I'd say it does influence my opinion to be more positive knowing that you're not necessarily in the palm of Githubs hands, though my underlying cynicism still remains - I think part of that is that I've grown significantly more cynical of written pieces over the years having watched online content succumb more and more fervently to the game of monetization and opinion influence.

Additionally, I think this article strikes a bit at my person as I struggle immensely with finishing anything I start, to the point where I've began projects (plural!) meant to act as tooling to create project boilerplates, and I still haven't finished even those. Regardless, I do feel the message shared is a positive one that does come from a place of benevolence.

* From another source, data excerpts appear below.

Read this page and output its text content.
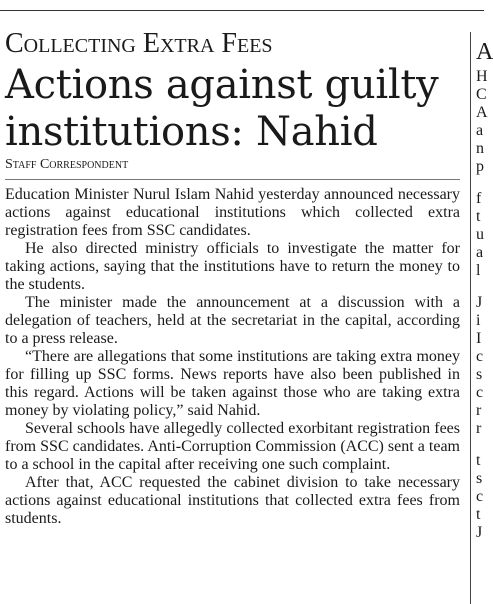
Collecting Extra Fees
Actions against guilty institutions: Nahid
Staff Correspondent

Education Minister Nurul Islam Nahid yesterday announced necessary actions against educational institutions which collected extra registration fees from SSC candidates.

He also directed ministry officials to investigate the matter for taking actions, saying that the institutions have to return the money to the students.

The minister made the announcement at a discussion with a delegation of teachers, held at the secretariat in the capital, according to a press release.

“There are allegations that some institutions are taking extra money for filling up SSC forms. News reports have also been published in this regard. Actions will be taken against those who are taking extra money by violating policy,” said Nahid.

Several schools have allegedly collected exorbitant registration fees from SSC candidates. Anti-Corruption Commission (ACC) sent a team to a school in the capital after receiving one such complaint.

After that, ACC requested the cabinet division to take necessary actions against educational institutions that collected extra fees from students.

A
H
C
A
a
n
p
f
t
u
a
l
J
i
I
c
s
c
r
r
t
s
c
t
J
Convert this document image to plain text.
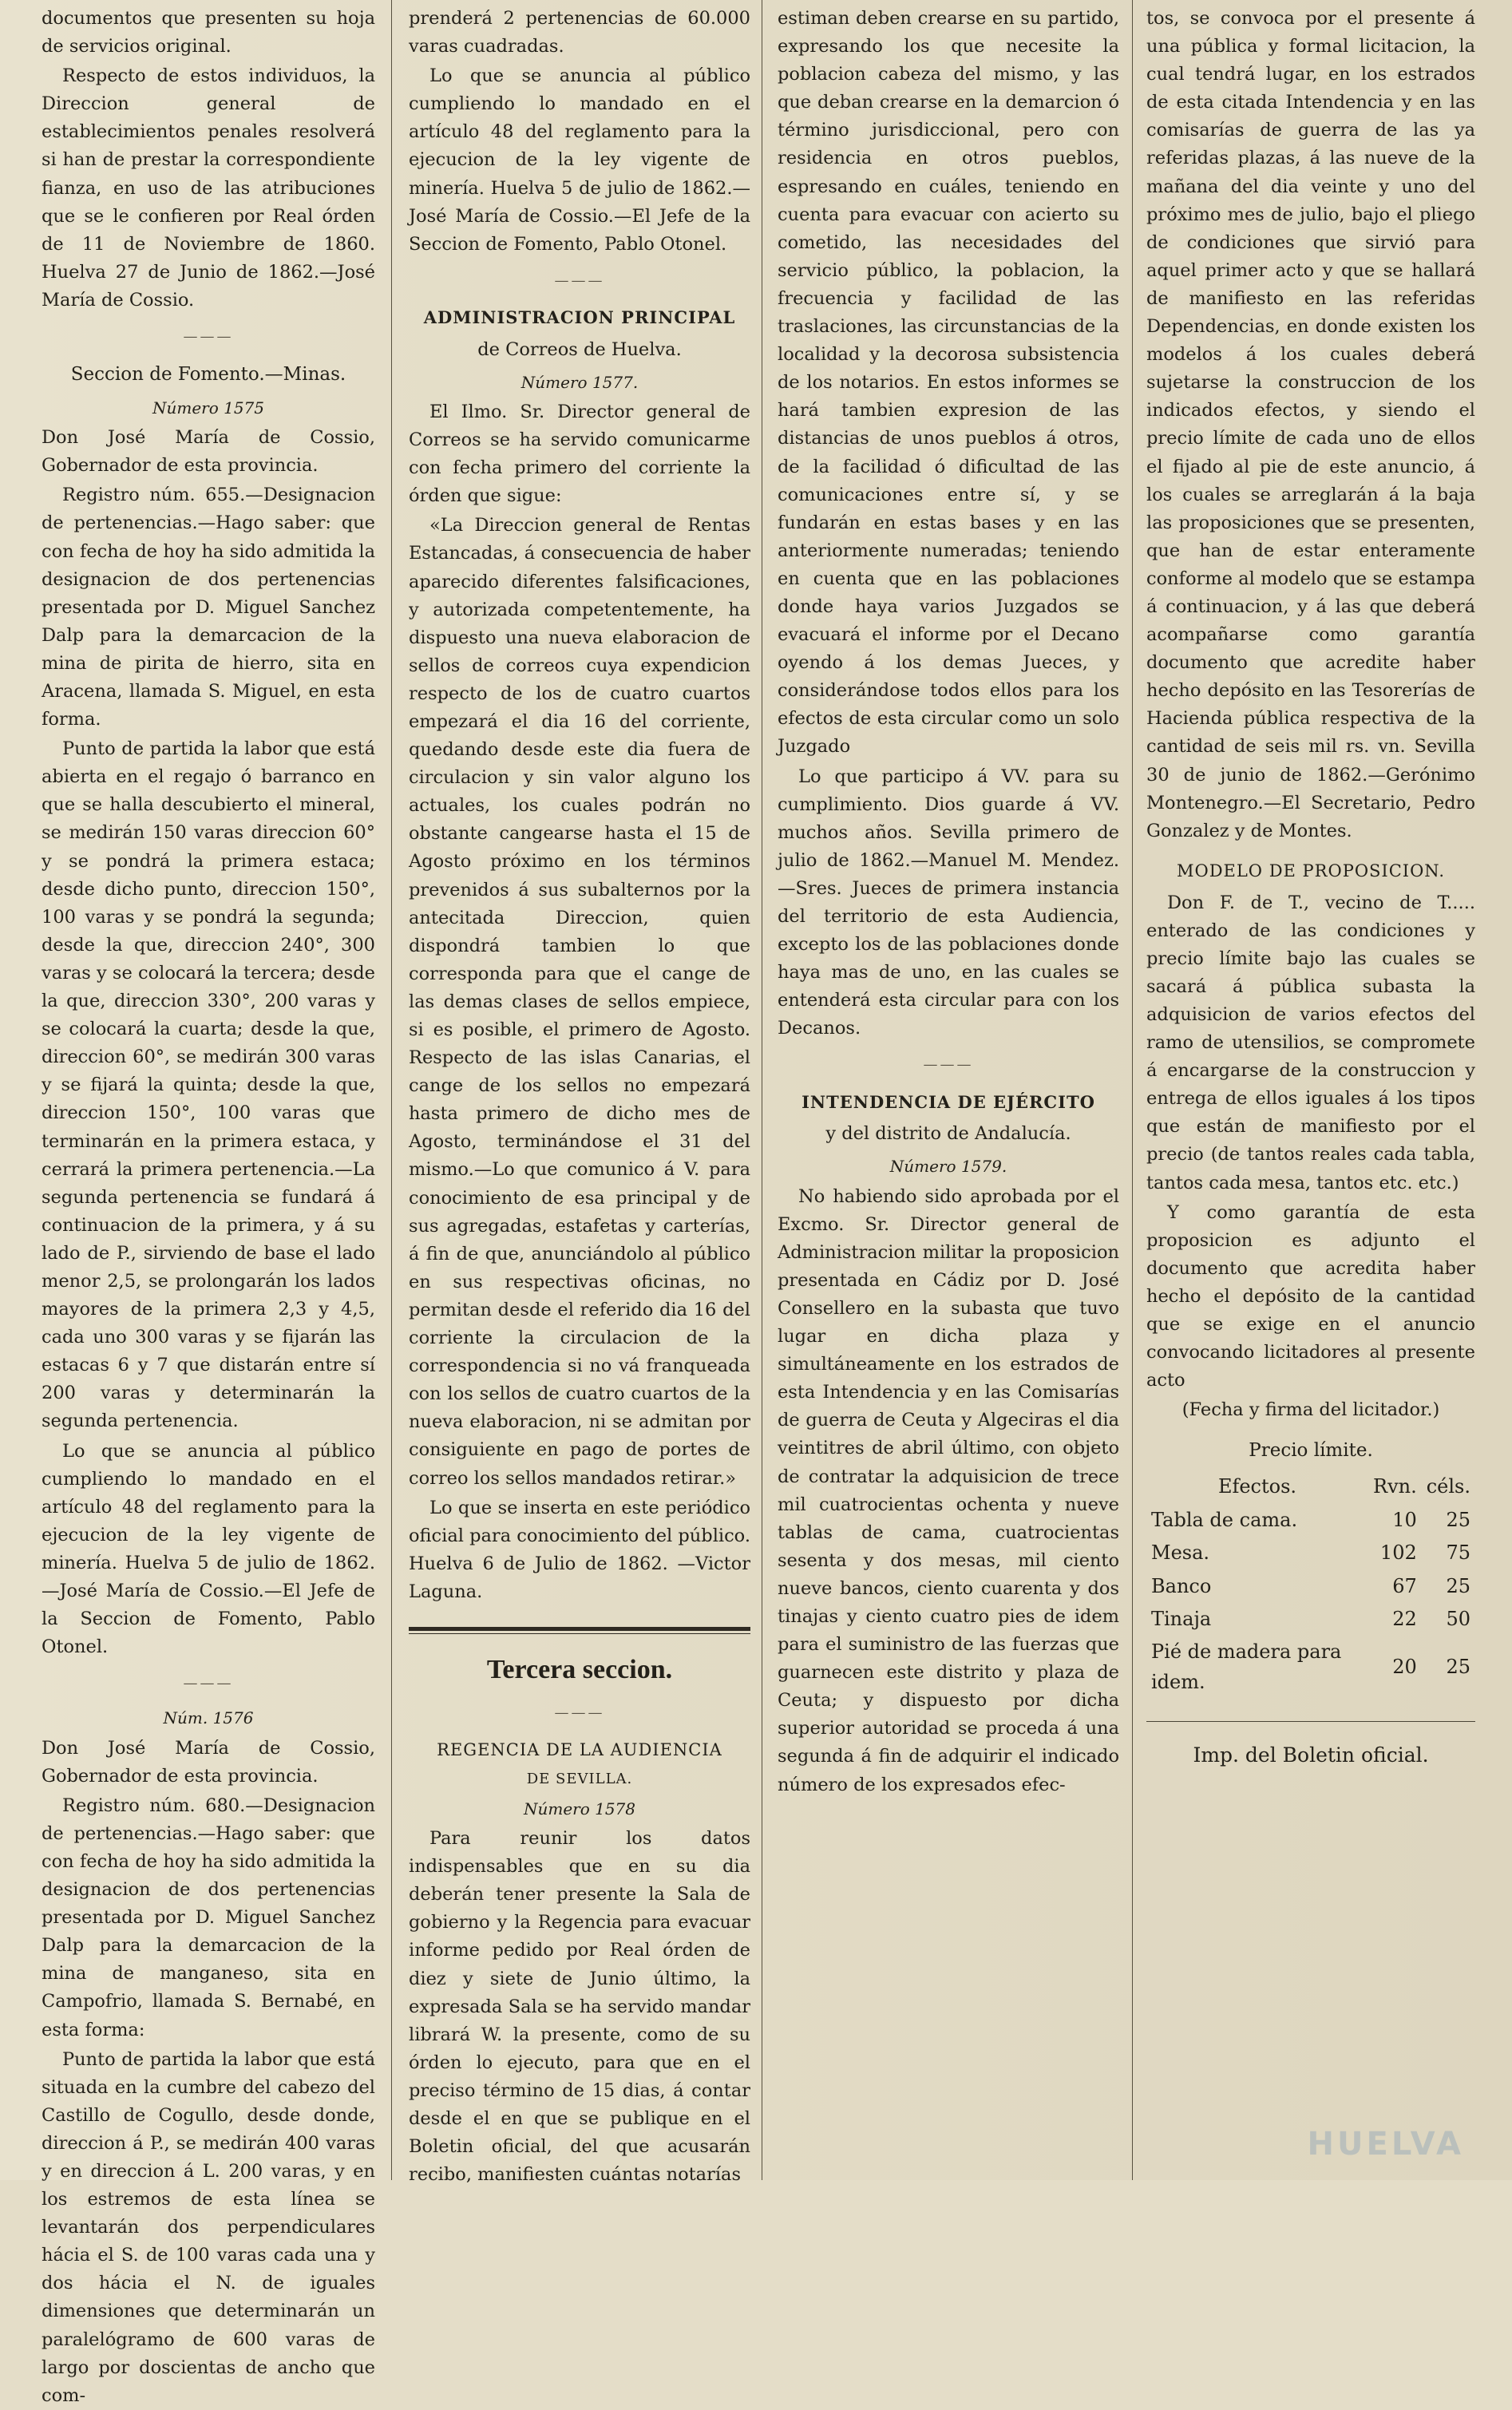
documentos que presenten su hoja de servicios original.

Respecto de estos individuos, la Direccion general de establecimientos penales resolverá si han de prestar la correspondiente fianza, en uso de las atribuciones que se le confieren por Real órden de 11 de Noviembre de 1860. Huelva 27 de Junio de 1862.—José María de Cossio.

———
Seccion de Fomento.—Minas.
Número 1575

Don José María de Cossio, Gobernador de esta provincia.

Registro núm. 655.—Designacion de pertenencias.—Hago saber: que con fecha de hoy ha sido admitida la designacion de dos pertenencias presentada por D. Miguel Sanchez Dalp para la demarcacion de la mina de pirita de hierro, sita en Aracena, llamada S. Miguel, en esta forma.

Punto de partida la labor que está abierta en el regajo ó barranco en que se halla descubierto el mineral, se medirán 150 varas direccion 60° y se pondrá la primera estaca; desde dicho punto, direccion 150°, 100 varas y se pondrá la segunda; desde la que, direccion 240°, 300 varas y se colocará la tercera; desde la que, direccion 330°, 200 varas y se colocará la cuarta; desde la que, direccion 60°, se medirán 300 varas y se fijará la quinta; desde la que, direccion 150°, 100 varas que terminarán en la primera estaca, y cerrará la primera pertenencia.—La segunda pertenencia se fundará á continuacion de la primera, y á su lado de P., sirviendo de base el lado menor 2,5, se prolongarán los lados mayores de la primera 2,3 y 4,5, cada uno 300 varas y se fijarán las estacas 6 y 7 que distarán entre sí 200 varas y determinarán la segunda pertenencia.

Lo que se anuncia al público cumpliendo lo mandado en el artículo 48 del reglamento para la ejecucion de la ley vigente de minería. Huelva 5 de julio de 1862.—José María de Cossio.—El Jefe de la Seccion de Fomento, Pablo Otonel.

———
Núm. 1576

Don José María de Cossio, Gobernador de esta provincia.

Registro núm. 680.—Designacion de pertenencias.—Hago saber: que con fecha de hoy ha sido admitida la designacion de dos pertenencias presentada por D. Miguel Sanchez Dalp para la demarcacion de la mina de manganeso, sita en Campofrio, llamada S. Bernabé, en esta forma:

Punto de partida la labor que está situada en la cumbre del cabezo del Castillo de Cogullo, desde donde, direccion á P., se medirán 400 varas y en direccion á L. 200 varas, y en los estremos de esta línea se levantarán dos perpendiculares hácia el S. de 100 varas cada una y dos hácia el N. de iguales dimensiones que determinarán un paralelógramo de 600 varas de largo por doscientas de ancho que com-

prenderá 2 pertenencias de 60.000 varas cuadradas.

Lo que se anuncia al público cumpliendo lo mandado en el artículo 48 del reglamento para la ejecucion de la ley vigente de minería. Huelva 5 de julio de 1862.—José María de Cossio.—El Jefe de la Seccion de Fomento, Pablo Otonel.

———
ADMINISTRACION PRINCIPAL
de Correos de Huelva.
Número 1577.

El Ilmo. Sr. Director general de Correos se ha servido comunicarme con fecha primero del corriente la órden que sigue:

«La Direccion general de Rentas Estancadas, á consecuencia de haber aparecido diferentes falsificaciones, y autorizada competentemente, ha dispuesto una nueva elaboracion de sellos de correos cuya expendicion respecto de los de cuatro cuartos empezará el dia 16 del corriente, quedando desde este dia fuera de circulacion y sin valor alguno los actuales, los cuales podrán no obstante cangearse hasta el 15 de Agosto próximo en los términos prevenidos á sus subalternos por la antecitada Direccion, quien dispondrá tambien lo que corresponda para que el cange de las demas clases de sellos empiece, si es posible, el primero de Agosto. Respecto de las islas Canarias, el cange de los sellos no empezará hasta primero de dicho mes de Agosto, terminándose el 31 del mismo.—Lo que comunico á V. para conocimiento de esa principal y de sus agregadas, estafetas y carterías, á fin de que, anunciándolo al público en sus respectivas oficinas, no permitan desde el referido dia 16 del corriente la circulacion de la correspondencia si no vá franqueada con los sellos de cuatro cuartos de la nueva elaboracion, ni se admitan por consiguiente en pago de portes de correo los sellos mandados retirar.»

Lo que se inserta en este periódico oficial para conocimiento del público. Huelva 6 de Julio de 1862. —Victor Laguna.

Tercera seccion.
———
REGENCIA DE LA AUDIENCIA
DE SEVILLA.
Número 1578

Para reunir los datos indispensables que en su dia deberán tener presente la Sala de gobierno y la Regencia para evacuar informe pedido por Real órden de diez y siete de Junio último, la expresada Sala se ha servido mandar librará W. la presente, como de su órden lo ejecuto, para que en el preciso término de 15 dias, á contar desde el en que se publique en el Boletin oficial, del que acusarán recibo, manifiesten cuántas notarías

estiman deben crearse en su partido, expresando los que necesite la poblacion cabeza del mismo, y las que deban crearse en la demarcion ó término jurisdiccional, pero con residencia en otros pueblos, espresando en cuáles, teniendo en cuenta para evacuar con acierto su cometido, las necesidades del servicio público, la poblacion, la frecuencia y facilidad de las traslaciones, las circunstancias de la localidad y la decorosa subsistencia de los notarios. En estos informes se hará tambien expresion de las distancias de unos pueblos á otros, de la facilidad ó dificultad de las comunicaciones entre sí, y se fundarán en estas bases y en las anteriormente numeradas; teniendo en cuenta que en las poblaciones donde haya varios Juzgados se evacuará el informe por el Decano oyendo á los demas Jueces, y considerándose todos ellos para los efectos de esta circular como un solo Juzgado

Lo que participo á VV. para su cumplimiento. Dios guarde á VV. muchos años. Sevilla primero de julio de 1862.—Manuel M. Mendez.—Sres. Jueces de primera instancia del territorio de esta Audiencia, excepto los de las poblaciones donde haya mas de uno, en las cuales se entenderá esta circular para con los Decanos.

———
INTENDENCIA DE EJÉRCITO
y del distrito de Andalucía.
Número 1579.

No habiendo sido aprobada por el Excmo. Sr. Director general de Administracion militar la proposicion presentada en Cádiz por D. José Consellero en la subasta que tuvo lugar en dicha plaza y simultáneamente en los estrados de esta Intendencia y en las Comisarías de guerra de Ceuta y Algeciras el dia veintitres de abril último, con objeto de contratar la adquisicion de trece mil cuatrocientas ochenta y nueve tablas de cama, cuatrocientas sesenta y dos mesas, mil ciento nueve bancos, ciento cuarenta y dos tinajas y ciento cuatro pies de idem para el suministro de las fuerzas que guarnecen este distrito y plaza de Ceuta; y dispuesto por dicha superior autoridad se proceda á una segunda á fin de adquirir el indicado número de los expresados efec-

tos, se convoca por el presente á una pública y formal licitacion, la cual tendrá lugar, en los estrados de esta citada Intendencia y en las comisarías de guerra de las ya referidas plazas, á las nueve de la mañana del dia veinte y uno del próximo mes de julio, bajo el pliego de condiciones que sirvió para aquel primer acto y que se hallará de manifiesto en las referidas Dependencias, en donde existen los modelos á los cuales deberá sujetarse la construccion de los indicados efectos, y siendo el precio límite de cada uno de ellos el fijado al pie de este anuncio, á los cuales se arreglarán á la baja las proposiciones que se presenten, que han de estar enteramente conforme al modelo que se estampa á continuacion, y á las que deberá acompañarse como garantía documento que acredite haber hecho depósito en las Tesorerías de Hacienda pública respectiva de la cantidad de seis mil rs. vn. Sevilla 30 de junio de 1862.—Gerónimo Montenegro.—El Secretario, Pedro Gonzalez y de Montes.

MODELO DE PROPOSICION.

Don F. de T., vecino de T..... enterado de las condiciones y precio límite bajo las cuales se sacará á pública subasta la adquisicion de varios efectos del ramo de utensilios, se compromete á encargarse de la construccion y entrega de ellos iguales á los tipos que están de manifiesto por el precio (de tantos reales cada tabla, tantos cada mesa, tantos etc. etc.)

Y como garantía de esta proposicion es adjunto el documento que acredita haber hecho el depósito de la cantidad que se exige en el anuncio convocando licitadores al presente acto

(Fecha y firma del licitador.)

Precio límite.
Efectos.	Rvn.	céls.
Tabla de cama.	10	25
Mesa.	102	75
Banco	67	25
Tinaja	22	50
Pié de madera para idem.	20	25
Imp. del Boletin oficial.
HUELVA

Tangentially, I'm curious if you could speak to what it's like creating content as a third party author? Are you given prompts regarding the tone or content of your work? Have you ever had work you've produced be rejected by a publisher? I'm not at all familiar with this aspect of online content (despite being stuck to a screen reading it all day), so I'd appreciate some insight on the matter if you're willing and able to share any.


> Tangentially, I'm curious if you could speak to what it's like creating content as a third party author? Are you given prompts regarding the tone or content of your work?

Happy to share! The first piece I wrote for GitHub's ReadME Project was called "Publishing your work increases your luck" (https://github.com/readme/guides/publishing-your-work) and I was able to write it as a result of an interview I did with them previously.

Before I wrote that first piece, I reached out to the ReadME Project and told them that I had wanted to tell the story of my past year of overcoming fear and embracing putting myself out there. They agreed that that fit in their "developer stories" section and did an interview of me, which they published here: https://github.com/readme/stories/aaron-francis.

After that they reached out and said "sometimes we have our developer stories have a corresponding guide, do you want to write one" and so that's where the Publishing guide came from. I wrote it all for them and then they have a full on team of editors, proofreaders, illustrators, etc to help push it over the finish line. Before I wrote it I gave them an idea / outline of what I was gonna say, to get the green light. Their editing has been very light, more flow than content. Like... move this sentence up; you repeated yourself there. That kinda thing.

The only time I had a piece really torn apart was this one https://handsontable.com/blog/modularizing-to-improve-the-de... and it was because my voice just didn't fit their blog at all. What you see on the site there is about 35% of what I originally wrote before it was completely toned down. It happens though! It's their blog, so it's gotta fit their voice. (Coincidentally that was the last piece I wrote for them. Ha!)


Right on, that's pretty interesting. Thank you for sharing.